Ultimately, successful management of patient populations hinges on three key elements: the central role of primary care physicians, patient involvement and personal responsibility, and expanded care coordination focused on wellness as well as disease and chronic care management. 

Focus on Clinical Integration Across the Continuum

True clinical integration aligns incentives and governance structures across previously independent physicians. Becoming clinically integrated is essential to delivering high-quality, affordable care and achieving success in the post-reform environment.

Many organizations are well under way in their journey toward clinical integration. Others are moving more cautiously, depending on their organization and their market. No matter how far an organization has progressed, its strategy should incorporate two fundamentals.

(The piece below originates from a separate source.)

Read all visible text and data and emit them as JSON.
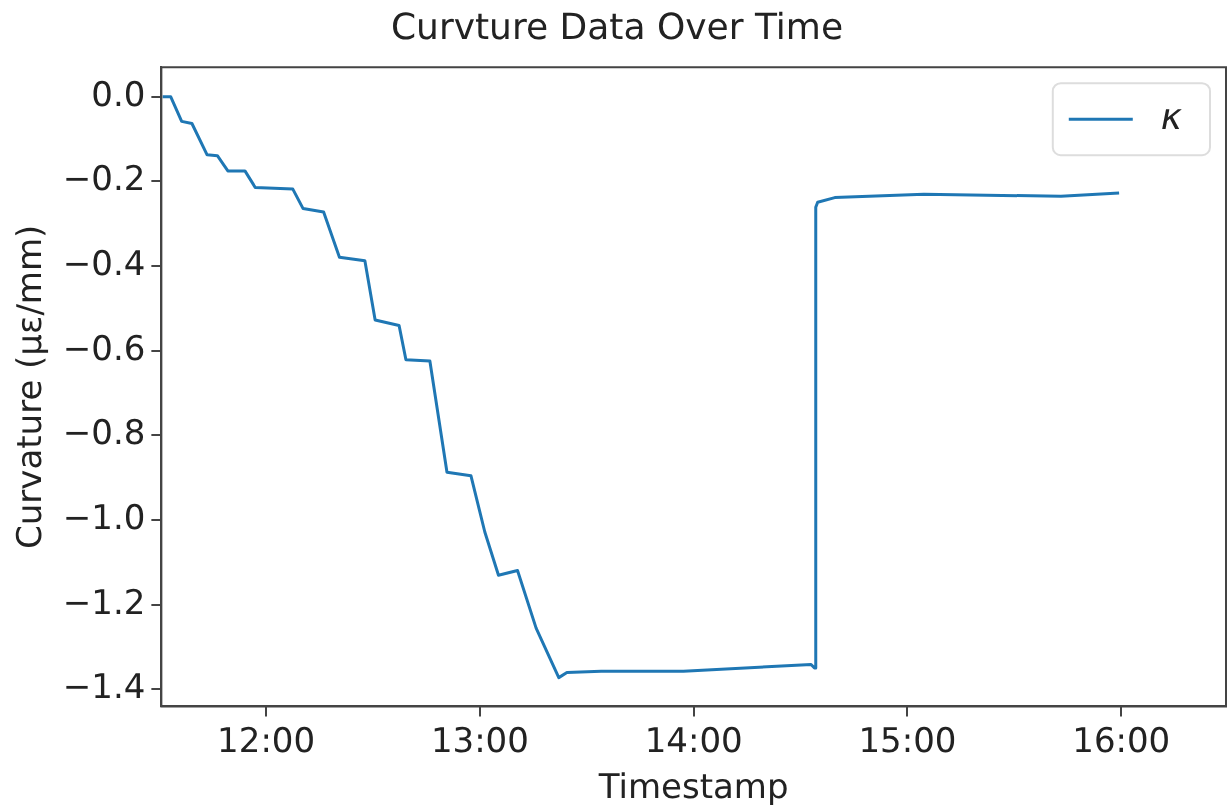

A systemwide approach to standards. Caring for patients in a clinically integrated way requires evidence-based standards of care that span the multiple settings where care is delivered for any given condition.

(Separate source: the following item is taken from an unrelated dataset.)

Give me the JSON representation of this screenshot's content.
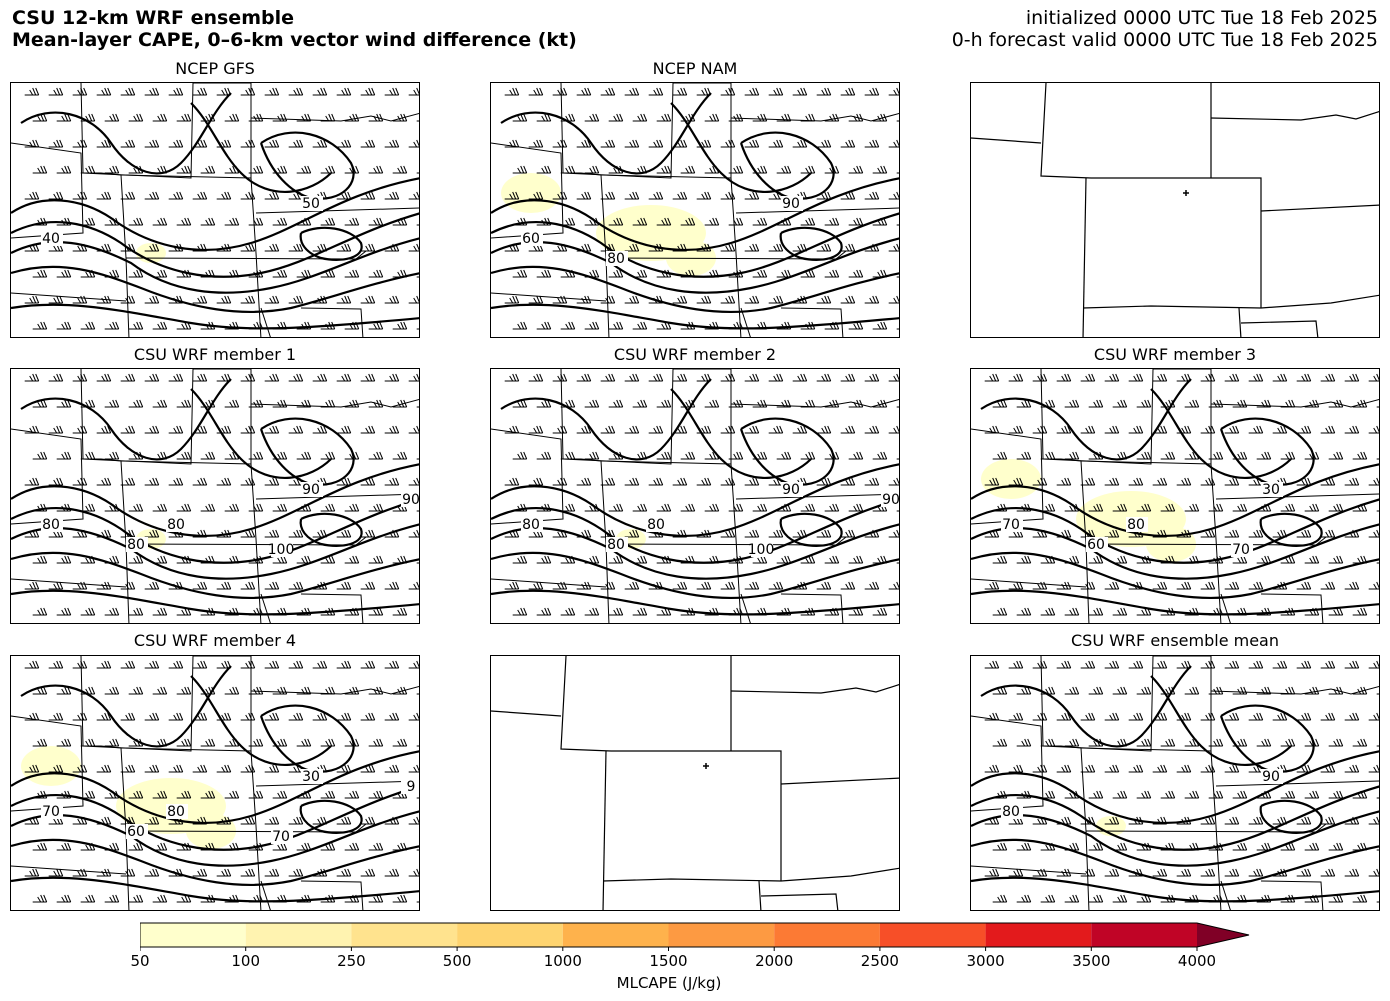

For example, the University of Kansas Hospital in Kansas City, Kan., has established a pathway for total joint replacement that spans the continuum. The pathway addresses preoperative testing and education in the clinic; the care delivered in the hospital, including an expected length of stay; and post-discharge follow-up care. 

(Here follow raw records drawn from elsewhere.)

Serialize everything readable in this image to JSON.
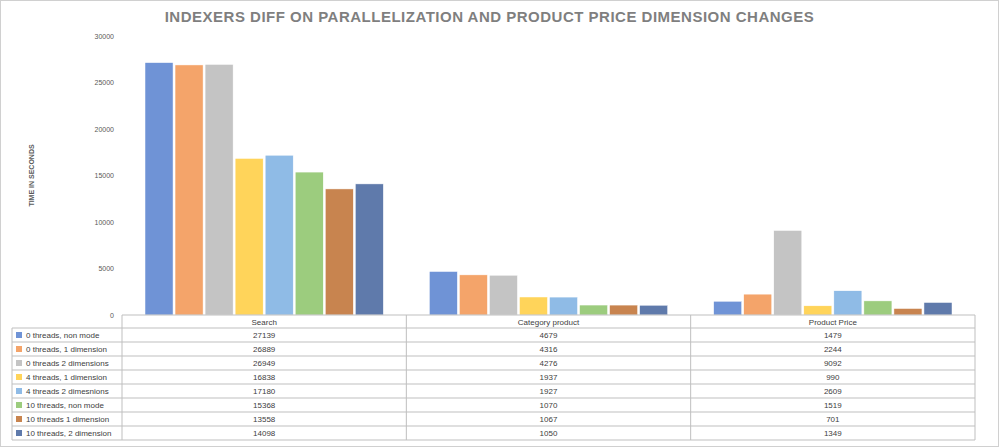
{
  "chart_data": {
    "type": "bar",
    "title": "INDEXERS DIFF ON PARALLELIZATION AND PRODUCT PRICE DIMENSION CHANGES",
    "y_label": "TIME IN SECONDS",
    "categories": [
      "Search",
      "Category product",
      "Product Price"
    ],
    "series": [
      {
        "name": "0 threads, non mode",
        "color": "#6f93d6",
        "values": [
          27139,
          4679,
          1479
        ]
      },
      {
        "name": "0 threads, 1 dimension",
        "color": "#f4a46a",
        "values": [
          26889,
          4316,
          2244
        ]
      },
      {
        "name": "0 threads 2 dimensions",
        "color": "#c4c4c4",
        "values": [
          26949,
          4276,
          9092
        ]
      },
      {
        "name": "4 threads, 1 dimension",
        "color": "#ffd45a",
        "values": [
          16838,
          1937,
          990
        ]
      },
      {
        "name": "4 threads 2 dimesnions",
        "color": "#8fbbe6",
        "values": [
          17180,
          1927,
          2609
        ]
      },
      {
        "name": "10 threads, non mode",
        "color": "#9ccc7e",
        "values": [
          15368,
          1070,
          1519
        ]
      },
      {
        "name": "10 threads 1 dimension",
        "color": "#c8844f",
        "values": [
          13558,
          1067,
          701
        ]
      },
      {
        "name": "10 threads, 2 dimension",
        "color": "#5f7aab",
        "values": [
          14098,
          1050,
          1349
        ]
      }
    ],
    "ylim": [
      0,
      30000
    ],
    "yticks": [
      0,
      5000,
      10000,
      15000,
      20000,
      25000,
      30000
    ],
    "grid": false
  }
}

Developing standards that cover the patient journey from start to finish obviously requires coordination and buy-in at many points along the pathway. Many organizations have found that moving to service-line leadership structures, rather than setting-specific leadership, facilitates the process of creating single standards of care. In addition, a systemwide clinical governance structure with the authority to approve and enforce the standard of care across the health system is essential. 

Continuum-based clinical governance structures. Clinical integration is the backbone of new care delivery models. To make clinical integration work, hospitals and health systems must consider a wide range of governance issues, including the extent to which governance is centralized and where governance for quality issues should reside.

New systemwide committee structures will be required, along with changes to existing provider-specific codes of conduct such as charters and bylaws. The new systemwide committee structures should include physician leadership from each provider within the system, and the committees should have the authority to approve the system standard of care, as well as metrics to hold physicians accountable for their performance.

Moving Beyond the Hospital Walls

Managing across the entire care continuum is a key step in the move toward improved quality and reduced costs. It’s also a challenge, because the new payment models do not yet fully reward many of the care activities that fall outside the hospital walls. 

Boston Medical Center is one of many organizations that is moving with care and diligence into this new territory. “Clinical integration isn’t simply about whether orthopedics talks to primary care,” says Kate Walsh, Boston Medical Center’s president and CEO. Indeed, managing care along the full continuum requires a range of community partnerships and services that help people stay healthy, such as behavioral health services, as well as programs that address root causes of illness. 

Yet at this point during the transition, many or most of those services do not generate revenue for hospitals. “That’s where we have to do our work,” Walsh says. “There has to be a way to do this.”

Although national in scope, the shift from volume to value varies from market to market. Some organizations are moving faster than others. Many of those taking the lead are faced with investing in care activities that are not supported by current payment models. 

Managing this transition is one of the largest challenges healthcare organizations face. But the effort is worth it. As the healthcare market continues to evolve, the ability to deliver high-quality, affordable care across the full continuum will be crucial to ongoing success.  


Laura Jacquin is a managing director, Huron Healthcare, Chicago.